The consortium of American based, trans-national, corporations proposed the abandonment of the US in the 60s. In that time of social unrest, the nation was changed for the worse (from their perspective). Large groups of people (the assets that enabled them to rise) were taking back their power and forcing the trans-nationals to accommodate their needs and grant a larger share of the proceeds than the corporations were willing to give.

You've heard the meme "only Nixon could go to China", but have you asked why Nixon went there in the first place? Did you ever wonder why IBM was one of the first trans-nationals to go to China and build the plants and design the instruction programs to create the work force to run them, when there was no profit in it? Did you ever wonder why a "Communist" nation like China allowed the establishment of a central bank connected to the "evil" capitalist nations to happen in the first place?

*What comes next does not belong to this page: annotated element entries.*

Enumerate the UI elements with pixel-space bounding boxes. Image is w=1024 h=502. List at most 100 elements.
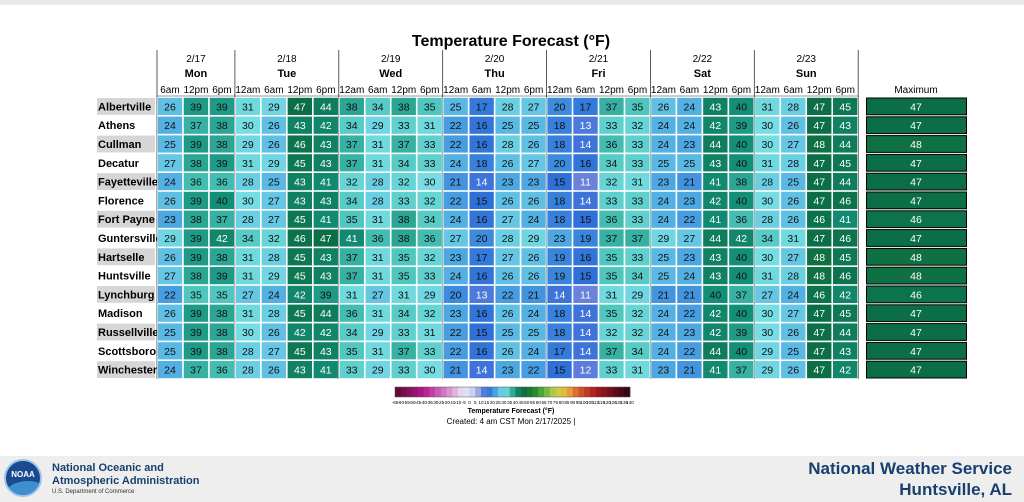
temperature-cell xyxy=(624,134,651,154)
legend-swatch xyxy=(417,387,424,397)
agency-name-line1: National Oceanic and xyxy=(52,462,164,474)
temperature-value: 22 xyxy=(684,346,696,358)
temperature-cell xyxy=(546,341,573,360)
maximum-cell xyxy=(866,191,967,210)
temperature-value: 46 xyxy=(813,214,825,226)
temperature-cell xyxy=(780,341,807,360)
temperature-value: 28 xyxy=(502,101,514,113)
temperature-cell xyxy=(261,172,287,191)
temperature-cell xyxy=(313,153,339,172)
temperature-cell xyxy=(416,153,443,172)
temperature-cell xyxy=(442,360,469,379)
temperature-cell xyxy=(157,228,183,248)
chart-title: Temperature Forecast (°F) xyxy=(412,33,610,50)
temperature-value: 26 xyxy=(658,101,670,113)
maximum-value: 46 xyxy=(910,289,922,301)
legend-swatch xyxy=(395,387,402,397)
temperature-value: 15 xyxy=(580,271,592,283)
city-label: Fort Payne xyxy=(98,214,155,226)
temperature-value: 28 xyxy=(502,139,514,151)
temperature-cell xyxy=(261,341,287,360)
temperature-value: 23 xyxy=(684,327,696,339)
maximum-value: 47 xyxy=(910,158,922,170)
temperature-value: 16 xyxy=(476,271,488,283)
time-label: 12am xyxy=(339,85,364,96)
temperature-value: 24 xyxy=(658,214,670,226)
temperature-value: 22 xyxy=(450,139,462,151)
temperature-value: 32 xyxy=(632,327,644,339)
temperature-cell xyxy=(313,97,339,116)
temperature-value: 28 xyxy=(787,101,799,113)
legend-swatch xyxy=(612,387,619,397)
temperature-cell xyxy=(702,360,729,379)
temperature-cell xyxy=(261,322,287,342)
temperature-cell xyxy=(780,303,807,323)
temperature-value: 42 xyxy=(710,308,722,320)
temperature-cell xyxy=(468,191,495,210)
temperature-value: 31 xyxy=(632,177,644,189)
temperature-value: 33 xyxy=(424,139,436,151)
temperature-cell xyxy=(520,360,547,379)
temperature-cell xyxy=(494,303,521,323)
temperature-value: 46 xyxy=(839,233,851,245)
temperature-value: 29 xyxy=(632,289,644,301)
temperature-cell xyxy=(728,153,755,172)
temperature-cell xyxy=(780,360,807,379)
temperature-value: 31 xyxy=(398,289,410,301)
temperature-cell xyxy=(598,303,625,323)
temperature-value: 40 xyxy=(735,308,747,320)
temperature-cell xyxy=(754,153,781,172)
legend-title: Temperature Forecast (°F) xyxy=(468,407,555,415)
temperature-cell xyxy=(261,228,287,248)
temperature-value: 37 xyxy=(346,252,358,264)
temperature-value: 23 xyxy=(164,214,176,226)
temperature-cell xyxy=(702,172,729,191)
time-label: 12am xyxy=(443,85,468,96)
temperature-cell xyxy=(546,303,573,323)
temperature-cell xyxy=(209,210,235,229)
temperature-cell xyxy=(442,191,469,210)
temperature-cell xyxy=(806,266,833,285)
temperature-value: 37 xyxy=(398,346,410,358)
legend-border xyxy=(394,386,631,398)
temperature-value: 30 xyxy=(424,177,436,189)
maximum-value: 48 xyxy=(910,252,922,264)
temperature-value: 25 xyxy=(502,120,514,132)
temperature-value: 28 xyxy=(242,177,254,189)
temperature-cell xyxy=(494,116,521,135)
temperature-value: 47 xyxy=(813,101,825,113)
temperature-cell xyxy=(806,134,833,154)
temperature-value: 27 xyxy=(528,158,540,170)
temperature-value: 41 xyxy=(320,177,332,189)
temperature-value: 18 xyxy=(554,195,566,207)
temperature-cell xyxy=(832,172,858,191)
temperature-value: 30 xyxy=(761,195,773,207)
temperature-value: 29 xyxy=(372,365,384,377)
temperature-cell xyxy=(313,247,339,266)
temperature-value: 29 xyxy=(268,271,280,283)
temperature-cell xyxy=(832,247,858,266)
temperature-value: 26 xyxy=(268,120,280,132)
temperature-value: 26 xyxy=(268,139,280,151)
temperature-value: 25 xyxy=(450,101,462,113)
temperature-cell xyxy=(261,285,287,304)
legend-tick-label: -45 xyxy=(415,400,422,405)
temperature-cell xyxy=(702,322,729,342)
legend-swatch xyxy=(544,387,551,397)
temperature-cell xyxy=(546,97,573,116)
temperature-cell xyxy=(780,247,807,266)
temperature-value: 29 xyxy=(528,233,540,245)
temperature-cell xyxy=(209,285,235,304)
temperature-cell xyxy=(494,134,521,154)
temperature-cell xyxy=(520,228,547,248)
temperature-value: 28 xyxy=(502,233,514,245)
temperature-value: 41 xyxy=(710,365,722,377)
temperature-cell xyxy=(287,153,313,172)
time-label: 6pm xyxy=(316,85,335,96)
temperature-cell xyxy=(209,228,235,248)
temperature-value: 26 xyxy=(528,195,540,207)
temperature-value: 39 xyxy=(190,101,202,113)
temperature-cell xyxy=(754,191,781,210)
temperature-cell xyxy=(598,97,625,116)
city-label-shade xyxy=(97,248,155,266)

Did you ask why your "representatives" sacrificed your livelihood and forced you to pay the bill for these companies to dismantle your factories and plants and ship them across the pacific to be installed in a nation that was/is our enemy, and lacked the personnel to run them?

Who benefited from this looting of our infrastructure? Did politicians find it easier to win re-election when their constituents were unemployed and desperate? Did you even notice that, while your federal taxes were raised, less and less of that money came back into the community while a greater share of the burdens of society were laid off on them?

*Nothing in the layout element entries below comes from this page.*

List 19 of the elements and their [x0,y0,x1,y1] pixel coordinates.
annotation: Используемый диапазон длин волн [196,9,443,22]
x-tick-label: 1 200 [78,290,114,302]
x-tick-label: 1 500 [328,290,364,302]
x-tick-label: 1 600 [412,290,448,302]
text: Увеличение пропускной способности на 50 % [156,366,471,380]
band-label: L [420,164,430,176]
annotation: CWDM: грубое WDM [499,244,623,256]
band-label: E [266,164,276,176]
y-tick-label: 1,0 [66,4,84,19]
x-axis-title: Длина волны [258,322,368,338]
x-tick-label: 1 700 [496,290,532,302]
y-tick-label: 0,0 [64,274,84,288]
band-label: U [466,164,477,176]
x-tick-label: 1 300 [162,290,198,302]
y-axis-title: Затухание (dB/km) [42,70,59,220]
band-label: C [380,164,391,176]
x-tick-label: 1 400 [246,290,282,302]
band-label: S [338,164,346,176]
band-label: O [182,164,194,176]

Just like "Deep Throat" told Woodward and Bernstein, follow the money. Who has profited and who has paid over the last 40 years? Cost of labor is irrelevant today, we have far more people on the planet than are necessary to produce the goods required to maintain those lives, yet we cling to the belief that there is lack and that is why there is still so much suffering. It is the world that has been pulled over your eyes. Nearly everything we're told and most of what we "know", are lies that serve to keep us from realizing that we do not need them at all, while they are utterly dependent on us.